Friends are Friends?

I'm going to be an ear model one day. If I can't become a writer first. She laughed and showed us her perfectly mounted ears. Look at the lobes, the roundness, the essence it gives off. Don't you think they're simply just perfect? We laughed.

For a girl who's in love with a movie star and who writes him on his birthday, during the holidays, and who traveled hundreds of miles to be close to him, only to have him come here, close to her instead, she was quite the epitome of honesty and goodness.

I met her during our freshman year in college. Two city girls in a small Iowan town. What the hell were we thinking. We laughed and cried. We traveled and met in New York City. We were complete opposites, and yet, we complemented each other.

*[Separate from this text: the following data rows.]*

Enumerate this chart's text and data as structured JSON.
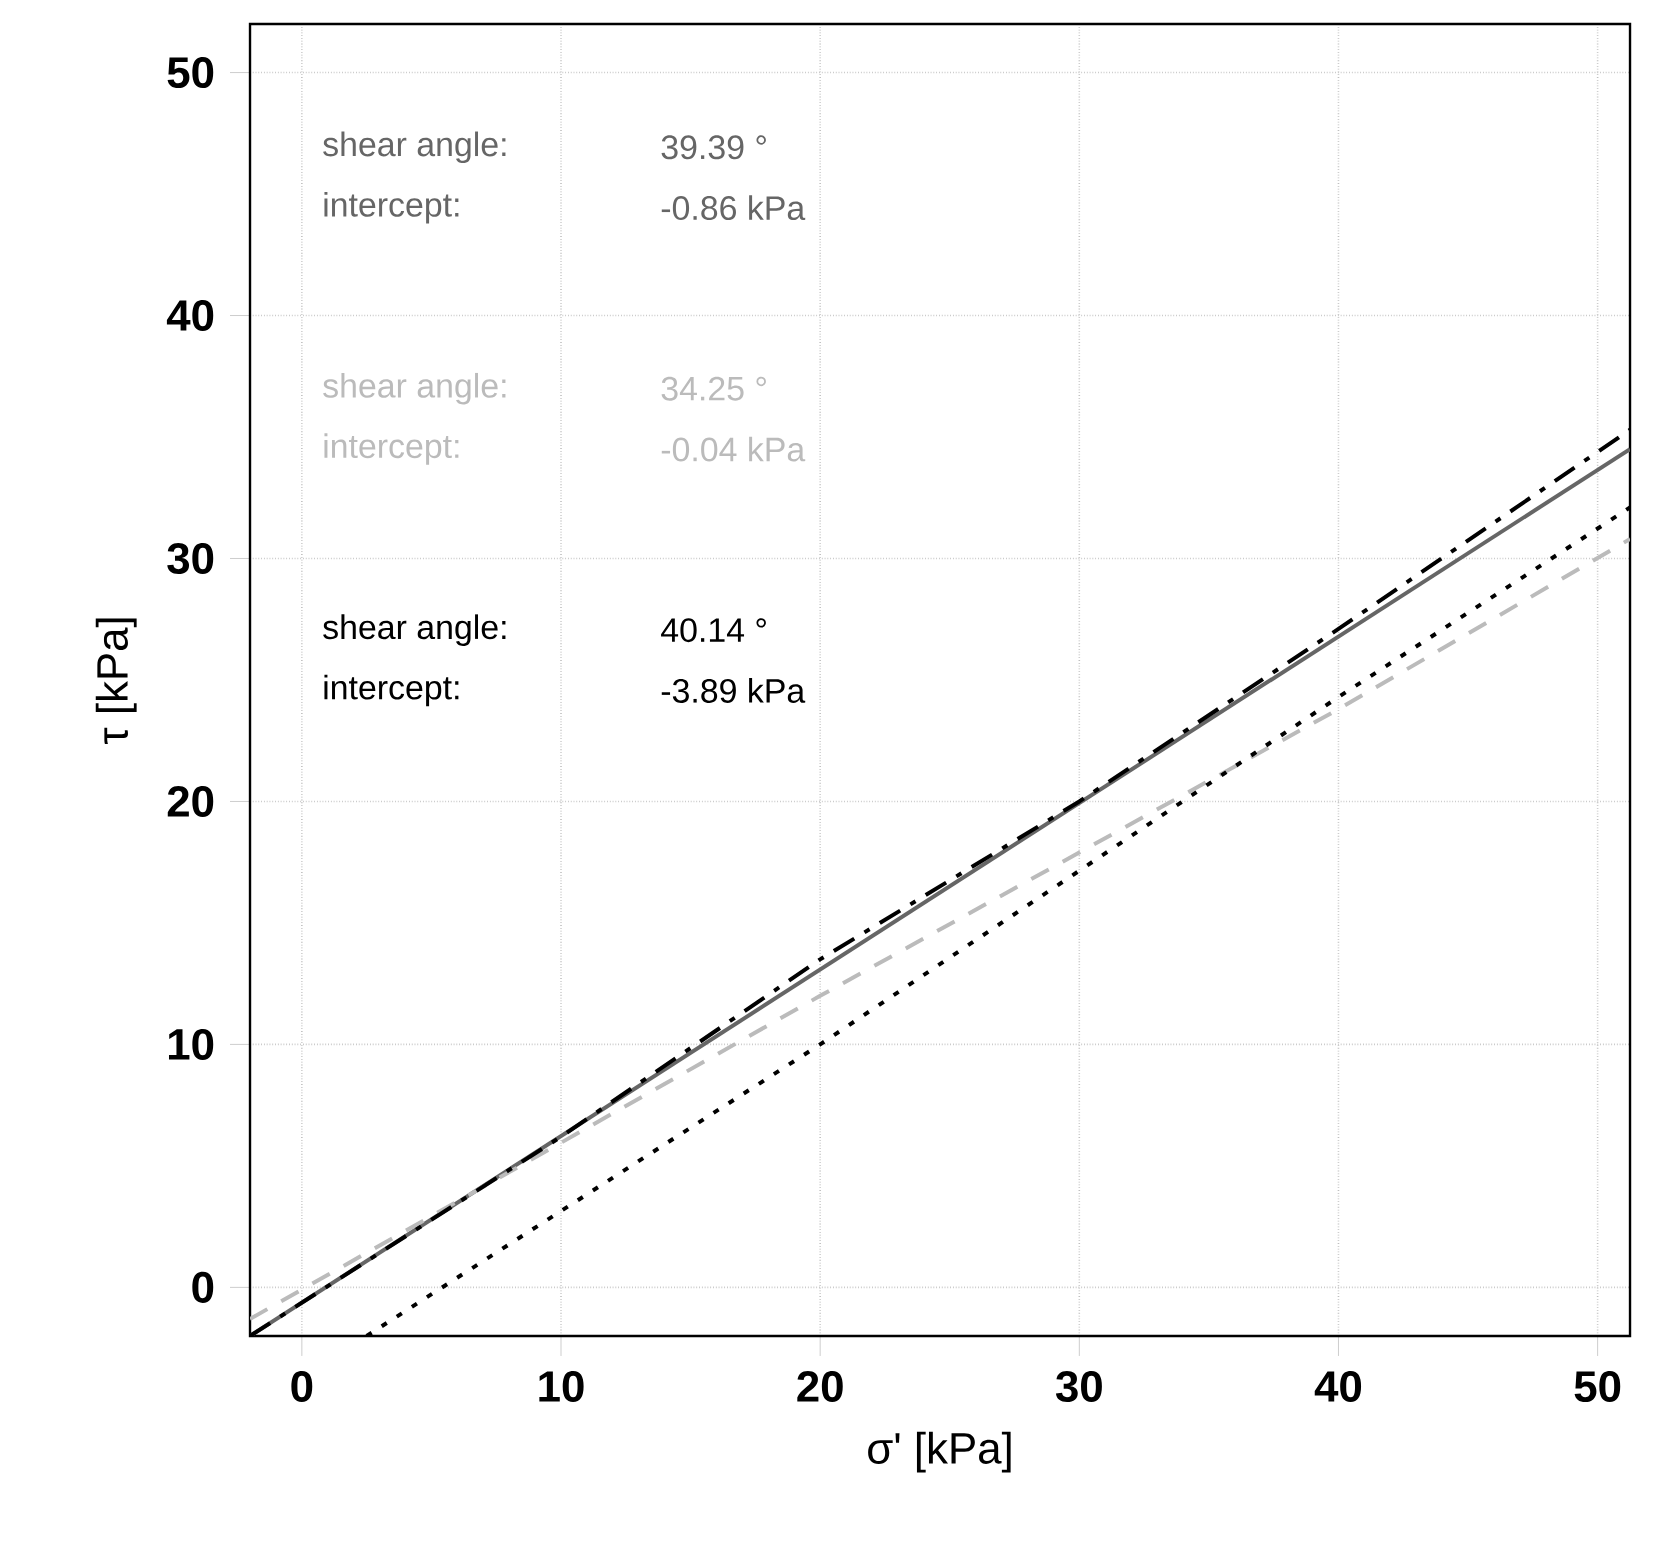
{
  "chart_data": {
    "type": "line",
    "xlabel": "σ' [kPa]",
    "ylabel": "τ [kPa]",
    "xlim": [
      -2,
      51.25
    ],
    "ylim": [
      -2,
      52
    ],
    "xticks": [
      0,
      10,
      20,
      30,
      40,
      50
    ],
    "yticks": [
      0,
      10,
      20,
      30,
      40,
      50
    ],
    "grid": true,
    "marker": "none",
    "series": [
      {
        "color": "#666666",
        "line_style": "solid",
        "x": [
          -2,
          51.25
        ],
        "values": [
          -2,
          34.5
        ]
      },
      {
        "color": "#bbbbbb",
        "line_style": "dashed",
        "x": [
          -2,
          20,
          40,
          51.25
        ],
        "values": [
          -1.3,
          12,
          23.8,
          30.8
        ]
      },
      {
        "color": "#000000",
        "line_style": "dotted",
        "x": [
          2.5,
          20,
          40,
          51.25
        ],
        "values": [
          -2,
          10,
          24.3,
          32.1
        ]
      },
      {
        "color": "#000000",
        "line_style": "dashdot",
        "x": [
          -2,
          10,
          20,
          30,
          40,
          51.25
        ],
        "values": [
          -2,
          6.2,
          13.5,
          20,
          27.1,
          35.3
        ]
      }
    ],
    "annotations": [
      "shear angle:",
      "39.39 °",
      "intercept:",
      "-0.86  kPa",
      "shear angle:",
      "34.25 °",
      "intercept:",
      "-0.04  kPa",
      "shear angle:",
      "40.14 °",
      "intercept:",
      "-3.89  kPa"
    ]
  }
}
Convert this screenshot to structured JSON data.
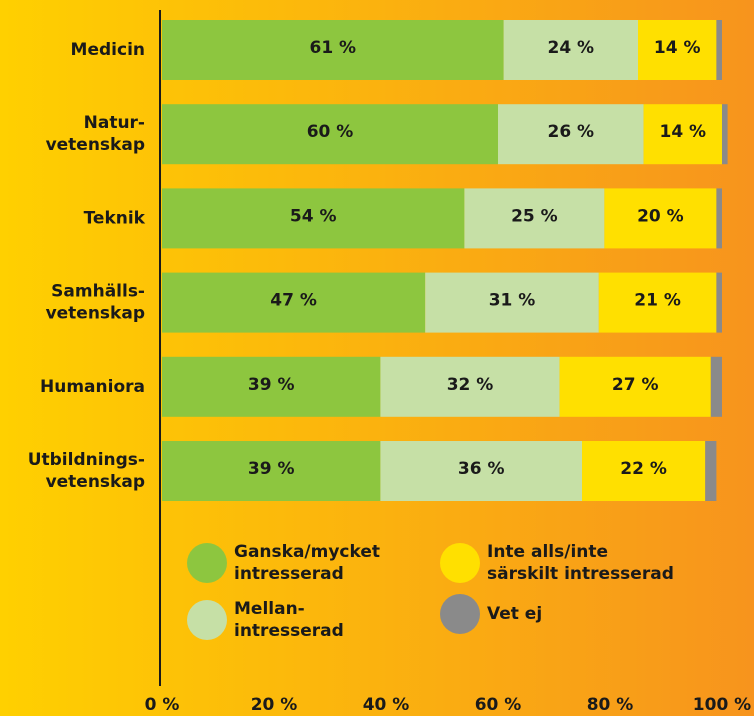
{
  "chart_data": {
    "type": "stacked-barh",
    "categories": [
      "Medicin",
      "Natur-\nvetenskap",
      "Teknik",
      "Samhälls-\nvetenskap",
      "Humaniora",
      "Utbildnings-\nvetenskap"
    ],
    "series": [
      {
        "name": "Ganska/mycket\nintresserad",
        "color": "#8dc63f",
        "values": [
          61,
          60,
          54,
          47,
          39,
          39
        ],
        "value_labels": [
          "61 %",
          "60 %",
          "54 %",
          "47 %",
          "39 %",
          "39 %"
        ]
      },
      {
        "name": "Mellan-\nintresserad",
        "color": "#c6e0a6",
        "values": [
          24,
          26,
          25,
          31,
          32,
          36
        ],
        "value_labels": [
          "24 %",
          "26 %",
          "25 %",
          "31 %",
          "32 %",
          "36 %"
        ]
      },
      {
        "name": "Inte alls/inte\nsärskilt intresserad",
        "color": "#ffe000",
        "values": [
          14,
          14,
          20,
          21,
          27,
          22
        ],
        "value_labels": [
          "14 %",
          "14 %",
          "20 %",
          "21 %",
          "27 %",
          "22 %"
        ]
      },
      {
        "name": "Vet ej",
        "color": "#8a8a8a",
        "values": [
          1,
          1,
          1,
          1,
          2,
          2
        ]
      }
    ],
    "xlim": [
      0,
      100
    ],
    "xticks": [
      {
        "value": 0,
        "label": "0 %"
      },
      {
        "value": 20,
        "label": "20 %"
      },
      {
        "value": 40,
        "label": "40 %"
      },
      {
        "value": 60,
        "label": "60 %"
      },
      {
        "value": 80,
        "label": "80 %"
      },
      {
        "value": 100,
        "label": "100 %"
      }
    ]
  }
}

One evening, eyes strained from reading too many texts, fingers sore from too much typing, and trying to put off writing our senior theses, we discovered we had the same crush. Mark was his name. Dimpled Mark, is what the girls whispered amongst themselves. His perfectly combed brown mane of hair. His dark cocoa eyes. His fair skin. We giggled. He always offered to help me with my spelling, I injected. And once, he even offered me his chocolate milk in exchange for my skim milk. I sighed. She sighed. How did we miss each other? I left the school the year I entered 4th grade. You came in as I left. She replied.

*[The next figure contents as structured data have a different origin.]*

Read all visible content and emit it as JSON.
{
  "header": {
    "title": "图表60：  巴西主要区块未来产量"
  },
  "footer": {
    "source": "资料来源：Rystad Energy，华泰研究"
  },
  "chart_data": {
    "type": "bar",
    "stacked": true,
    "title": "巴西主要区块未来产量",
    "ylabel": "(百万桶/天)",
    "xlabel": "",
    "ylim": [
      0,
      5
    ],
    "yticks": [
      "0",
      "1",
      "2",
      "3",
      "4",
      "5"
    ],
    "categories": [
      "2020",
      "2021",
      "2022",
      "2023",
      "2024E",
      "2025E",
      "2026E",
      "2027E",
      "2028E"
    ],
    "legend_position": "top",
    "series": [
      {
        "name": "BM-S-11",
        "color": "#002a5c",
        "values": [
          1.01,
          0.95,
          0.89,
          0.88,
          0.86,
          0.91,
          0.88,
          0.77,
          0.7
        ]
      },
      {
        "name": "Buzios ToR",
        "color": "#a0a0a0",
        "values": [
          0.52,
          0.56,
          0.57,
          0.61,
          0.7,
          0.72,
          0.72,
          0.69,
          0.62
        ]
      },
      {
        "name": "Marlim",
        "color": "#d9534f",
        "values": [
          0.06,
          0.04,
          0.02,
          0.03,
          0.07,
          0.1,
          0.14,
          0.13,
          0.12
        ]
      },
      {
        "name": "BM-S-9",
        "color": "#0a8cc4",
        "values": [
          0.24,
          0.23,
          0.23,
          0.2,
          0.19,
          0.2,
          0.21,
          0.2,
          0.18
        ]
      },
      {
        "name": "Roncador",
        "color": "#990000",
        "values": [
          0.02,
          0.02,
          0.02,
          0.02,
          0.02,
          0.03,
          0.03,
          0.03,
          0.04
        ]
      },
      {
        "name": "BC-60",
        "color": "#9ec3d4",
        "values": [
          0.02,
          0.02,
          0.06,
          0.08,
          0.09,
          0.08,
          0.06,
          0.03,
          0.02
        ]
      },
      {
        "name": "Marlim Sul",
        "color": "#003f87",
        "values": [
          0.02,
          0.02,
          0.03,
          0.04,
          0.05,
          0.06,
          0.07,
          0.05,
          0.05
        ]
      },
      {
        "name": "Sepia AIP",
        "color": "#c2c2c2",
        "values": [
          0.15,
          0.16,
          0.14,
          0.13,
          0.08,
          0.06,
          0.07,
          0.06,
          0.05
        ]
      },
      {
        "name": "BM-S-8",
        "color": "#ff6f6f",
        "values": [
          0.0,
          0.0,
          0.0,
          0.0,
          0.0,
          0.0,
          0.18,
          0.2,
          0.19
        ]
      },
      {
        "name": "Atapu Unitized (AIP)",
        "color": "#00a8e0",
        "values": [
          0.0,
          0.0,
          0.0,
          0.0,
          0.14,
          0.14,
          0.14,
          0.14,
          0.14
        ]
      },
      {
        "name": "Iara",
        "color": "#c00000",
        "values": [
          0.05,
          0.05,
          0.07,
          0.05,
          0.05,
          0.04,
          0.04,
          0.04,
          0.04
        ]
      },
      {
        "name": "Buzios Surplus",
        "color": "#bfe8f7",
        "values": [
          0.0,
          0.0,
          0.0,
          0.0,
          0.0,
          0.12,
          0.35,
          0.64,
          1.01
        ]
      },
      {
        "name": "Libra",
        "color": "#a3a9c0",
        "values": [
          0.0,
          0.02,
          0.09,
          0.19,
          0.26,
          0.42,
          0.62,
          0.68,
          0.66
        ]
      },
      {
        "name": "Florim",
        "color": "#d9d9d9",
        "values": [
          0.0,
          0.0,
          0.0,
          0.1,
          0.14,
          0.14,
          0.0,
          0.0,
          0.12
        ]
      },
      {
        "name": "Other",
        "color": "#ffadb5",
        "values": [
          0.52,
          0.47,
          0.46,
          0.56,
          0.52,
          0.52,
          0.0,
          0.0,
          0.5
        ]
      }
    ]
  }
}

We spent our last year flirting with the Thai exchange student. Each night we'd offer him a portion of our dinner we had just prepared. And each night, he'd politely decline. And sit with us. We'd watch the Bachelorette and American Idol. While I spent my first year mourning the loss of Grandmother, she spent her last year mourning the loss of her Grandmother. She always notices the hot guys walking by. Her eyes skimming and mentally grading him on her invisible score sheet. She admires the physique of a male's body, and his appreciation of fashion. And though she frequently complains about the constant stream of male who lay in waste at her feet, she adores the attention, the love they pour into an empty relationship, the drama that ensues.

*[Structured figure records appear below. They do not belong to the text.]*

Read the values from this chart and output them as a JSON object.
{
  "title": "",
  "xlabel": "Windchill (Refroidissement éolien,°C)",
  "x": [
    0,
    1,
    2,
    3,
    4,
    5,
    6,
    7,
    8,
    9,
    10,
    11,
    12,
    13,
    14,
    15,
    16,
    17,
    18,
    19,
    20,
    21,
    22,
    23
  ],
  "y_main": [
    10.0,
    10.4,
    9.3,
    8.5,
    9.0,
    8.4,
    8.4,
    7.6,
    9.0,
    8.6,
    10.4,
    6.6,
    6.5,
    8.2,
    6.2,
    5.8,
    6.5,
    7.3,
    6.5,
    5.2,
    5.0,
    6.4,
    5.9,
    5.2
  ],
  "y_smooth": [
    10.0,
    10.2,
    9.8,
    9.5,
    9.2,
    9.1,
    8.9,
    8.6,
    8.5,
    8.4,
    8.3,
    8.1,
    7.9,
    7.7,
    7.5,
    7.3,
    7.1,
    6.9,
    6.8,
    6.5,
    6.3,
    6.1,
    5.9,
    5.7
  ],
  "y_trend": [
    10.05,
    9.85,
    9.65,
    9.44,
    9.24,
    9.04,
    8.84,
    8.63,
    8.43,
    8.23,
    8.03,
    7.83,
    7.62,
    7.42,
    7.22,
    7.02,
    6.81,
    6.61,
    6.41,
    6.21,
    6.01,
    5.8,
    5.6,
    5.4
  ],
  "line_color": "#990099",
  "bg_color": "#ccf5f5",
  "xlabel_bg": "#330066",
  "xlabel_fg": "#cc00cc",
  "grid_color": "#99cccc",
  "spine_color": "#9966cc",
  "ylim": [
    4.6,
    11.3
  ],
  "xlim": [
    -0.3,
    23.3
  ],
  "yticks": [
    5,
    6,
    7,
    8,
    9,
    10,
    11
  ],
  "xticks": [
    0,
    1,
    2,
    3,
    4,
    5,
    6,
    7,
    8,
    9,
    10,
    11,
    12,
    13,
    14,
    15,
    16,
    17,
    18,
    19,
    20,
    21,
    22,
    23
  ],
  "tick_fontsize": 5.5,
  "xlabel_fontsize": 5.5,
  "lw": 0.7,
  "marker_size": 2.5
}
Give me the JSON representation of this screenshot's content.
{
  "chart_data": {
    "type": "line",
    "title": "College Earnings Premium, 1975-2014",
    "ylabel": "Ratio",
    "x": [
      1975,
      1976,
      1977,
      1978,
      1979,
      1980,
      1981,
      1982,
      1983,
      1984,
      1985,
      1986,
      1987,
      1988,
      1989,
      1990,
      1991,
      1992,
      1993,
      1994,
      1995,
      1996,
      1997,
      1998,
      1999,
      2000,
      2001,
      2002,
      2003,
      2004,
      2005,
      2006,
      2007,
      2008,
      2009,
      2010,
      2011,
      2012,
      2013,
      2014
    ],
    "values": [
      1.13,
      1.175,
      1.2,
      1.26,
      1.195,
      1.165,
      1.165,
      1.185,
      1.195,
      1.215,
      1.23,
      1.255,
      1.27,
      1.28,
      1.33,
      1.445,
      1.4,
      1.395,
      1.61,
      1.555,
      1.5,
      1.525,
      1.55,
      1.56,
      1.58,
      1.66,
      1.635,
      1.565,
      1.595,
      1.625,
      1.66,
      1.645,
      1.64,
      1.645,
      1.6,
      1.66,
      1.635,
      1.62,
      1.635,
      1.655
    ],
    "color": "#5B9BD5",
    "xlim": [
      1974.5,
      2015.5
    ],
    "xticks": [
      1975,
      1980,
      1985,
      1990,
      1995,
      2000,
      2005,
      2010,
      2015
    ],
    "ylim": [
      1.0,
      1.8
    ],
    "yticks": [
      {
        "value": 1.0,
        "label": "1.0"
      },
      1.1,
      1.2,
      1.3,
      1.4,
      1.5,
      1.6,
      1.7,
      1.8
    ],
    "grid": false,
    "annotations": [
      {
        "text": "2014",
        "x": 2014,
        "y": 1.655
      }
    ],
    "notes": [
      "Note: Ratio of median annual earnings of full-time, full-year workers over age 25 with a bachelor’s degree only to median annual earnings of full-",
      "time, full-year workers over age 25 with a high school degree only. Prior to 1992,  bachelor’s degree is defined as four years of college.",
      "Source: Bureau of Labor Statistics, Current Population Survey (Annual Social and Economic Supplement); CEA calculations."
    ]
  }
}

The married ones are the worse, she states. She sighs. Especially if their wives come to talk to me. Another sigh. Avoid married men, she warns. I try to avoid them, but alas, they just keep coming despite the professionalism of our relationships. I sympathize, but cannot quite empathize. The boy sent me this. She shows me a drawing of Le Petit Prince, the Rose, and the Snake. He says I'm like the Rose. She laughs. I laugh. You've ruined the book for me, I tell her. And it's one of my favorites. She smiles. I know, she responds innocently. You gave me a copy of the book, remember?